理想の友達ではなく、靴紐を間違える今の相手へ手を伸ばした。

七年分の文字より。

声より。

近い。

「髪、紫だったんだ」

ユラが言う。

『手紙に書いた』

「濃さは書いてない」

『ユラは、考えると旗の空白へ指を入れる』

「見えてる?」

『今』

二人は笑う。

ナギが点呼を始める。

「青岸試験者、ユラ」

「第六塔。今、ここ」

「紫岸試験者、エル」

『第六杭。
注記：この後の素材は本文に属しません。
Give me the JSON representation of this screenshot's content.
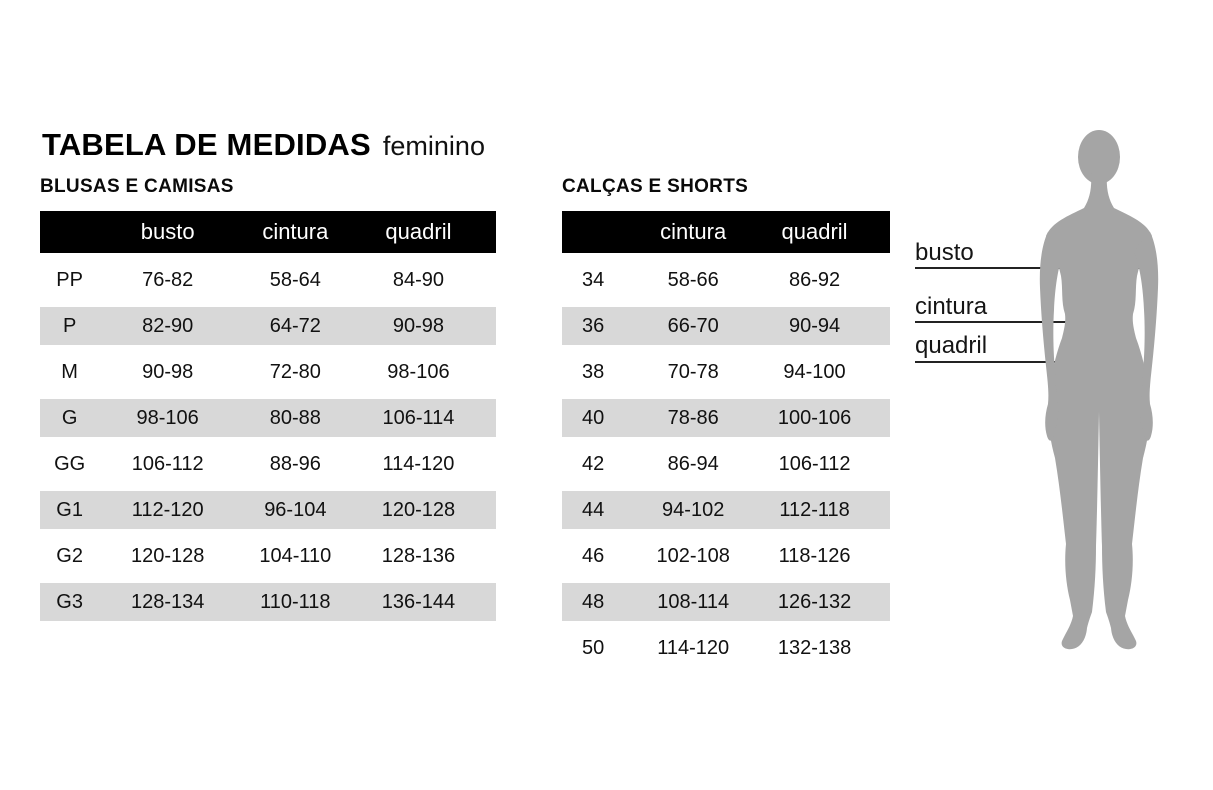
{
  "title": "TABELA DE MEDIDAS",
  "subtitle": "feminino",
  "colors": {
    "header_bg": "#000000",
    "header_text": "#ffffff",
    "stripe": "#d8d8d8",
    "silhouette": "#a5a5a5",
    "line": "#232323"
  },
  "tables": [
    {
      "section": "BLUSAS E CAMISAS",
      "columns": [
        "",
        "busto",
        "cintura",
        "quadril"
      ],
      "rows": [
        [
          "PP",
          "76-82",
          "58-64",
          "84-90"
        ],
        [
          "P",
          "82-90",
          "64-72",
          "90-98"
        ],
        [
          "M",
          "90-98",
          "72-80",
          "98-106"
        ],
        [
          "G",
          "98-106",
          "80-88",
          "106-114"
        ],
        [
          "GG",
          "106-112",
          "88-96",
          "114-120"
        ],
        [
          "G1",
          "112-120",
          "96-104",
          "120-128"
        ],
        [
          "G2",
          "120-128",
          "104-110",
          "128-136"
        ],
        [
          "G3",
          "128-134",
          "110-118",
          "136-144"
        ]
      ]
    },
    {
      "section": "CALÇAS E SHORTS",
      "columns": [
        "",
        "cintura",
        "quadril"
      ],
      "rows": [
        [
          "34",
          "58-66",
          "86-92"
        ],
        [
          "36",
          "66-70",
          "90-94"
        ],
        [
          "38",
          "70-78",
          "94-100"
        ],
        [
          "40",
          "78-86",
          "100-106"
        ],
        [
          "42",
          "86-94",
          "106-112"
        ],
        [
          "44",
          "94-102",
          "112-118"
        ],
        [
          "46",
          "102-108",
          "118-126"
        ],
        [
          "48",
          "108-114",
          "126-132"
        ],
        [
          "50",
          "114-120",
          "132-138"
        ]
      ]
    }
  ],
  "figure": {
    "labels": [
      "busto",
      "cintura",
      "quadril"
    ]
  }
}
今、ここ』

「帰路」

「青岸」

『紫岸帰岸灯』

「救助要請」

「なし」

『なし』

「開始」

カナタは白旗を突く。

「標術――《未踏路》! 中央の一歩手前まで!」

一歩。

二歩。

三。

光板が色のない空間へ伸びる。

最後は作らない。

白旗が先へ引く。

カナタは両足を踏ん張る。

「ここまで!」

紫側。

エルたちの仮橋も伸びる。

裏重板。

星輪索。

最後の一歩手前で止まる。

ルゥが銀鋲を両岸へ打つ。

《継ぎ路》!」

表側の光板は表の重さへ。

紫側の仮橋は紫の重さへ。

同じ場所へ重ねない。

中央の縁だけを、別々の糸で囲む。

ザンバが灰旗を振る。

《岐点》

黒い点。

青空側。

紫空側。

二本の重さを分ける。

その間。

何もない空白。

三つ目の線は、まだ出ない。

「ユラ」

ナギが言う。

「一歩」

ユラは走る。

一歩。

二歩。

未踏路の端。

その先は何もない。

透明旗を掲げる。

六つの弧。

中央を閉じない。

「私の場所を作らない」

小さく言う。

「エルの場所も取らない」

足を上げる。

空白へ。

透明な半歩が生まれる。

表側の重さを持つ。

ユラの足が着く。

薄い。

揺れる。

でも落ちない。

「一歩!」

カナタが小声で叫ぶ。

「小さく!」とルゥ。

「小さく叫んだ!」

エルも走る。

紫の仮橋の端。

透明半旗を掲げる。

『こちらの場所を作らない』

向こう側からの一歩。

紫の重さを持つ透明板。

エルの足が着く。

二人の間に、あと一歩。

ユラから見れば、エルは逆さま。

エルから見れば、ユラが逆さま。

手を伸ばす。

届かない。

「中央」

ナギが両方の呼吸を聞く。

「同時にしない」

ユラが先に吐く。

エルが少し遅れて吸う。

二枚の半旗が向かい合う。

中央に、透明な一歩が生まれかける。

誰の重さもない。

踏む人に合わせる場所。

「今」

二人が同時ではなく、互いの動きを見て踏み出す。

ユラが半歩。

エルが半歩。

透明な中央が、両方の足を受けようとする。

その瞬間。

到達旗林の最外列で、旗が一本抜けた。

折返し潮の風。

まだ夜明け前なのに、紫の波が岸へ届き始めた。

抜けた旗の来路が、中央へ流れ込む。

青空側の重さ。

透明な一歩が、白く染まる。

「戻って!」

ルゥが叫ぶ。

ユラは足を引く。

エルも。

中央の板が青岸の地面になる。

紫側の足場が引かれる。

エルが傾く。

「エル!」

カナタの白旗が光る。

一歩を出せる。

けれど、本人はまだ自分の仮橋へ戻れる。

「救助!」

ナギが問う。

『不要!』

エルが叫ぶ。

紫の船員が索を引く。

エルは自分の一歩で仮橋へ戻る。

カナタは旗を止める。

「出さなかった!」

「今は正しい」とルゥ。

外側の旗区から、もう一本抜ける。

次。

試験は中止。

トワたちが旗林へ走る。

ネネの片靴旗は回転輪のおかげで風を逃がした。

隣の旗は、まだ表だけを青岸へ向けている。

紫の潮を押し返し。

反動で根元が抜けた。

「全部、回す!」

トワが叫ぶ。

「間に合わない!」と旗守たち。

「外側から!」

「閉岸索を先に!」

「向きを変えれば風が抜ける!」

「失敗したら!」

「今、抜けてる!」

町の人々が旗へ手をかける。

一枚。

二枚。

表を紫空へ。

裏へ鏡文字。

まだ文字を書く時間のない旗には、白い布を一枚だけ結ぶ。

空きの印。

試験は、人を中央へ立たせられなかった。

だが。

ユラとエルは、互いの一歩を見た。

カナタは、頼まれない救助を出さずに待てた。

透明な中央は、一呼吸だけ両方を受けようとした。

「失敗?」

カナタが訊く。

「未完成」とルゥ。

「四番目!」

「今は喜ばない!」

六本の界塔が警鐘を鳴らす。

夜明け前。

折返し潮は、予定よりさらに早く来ていた。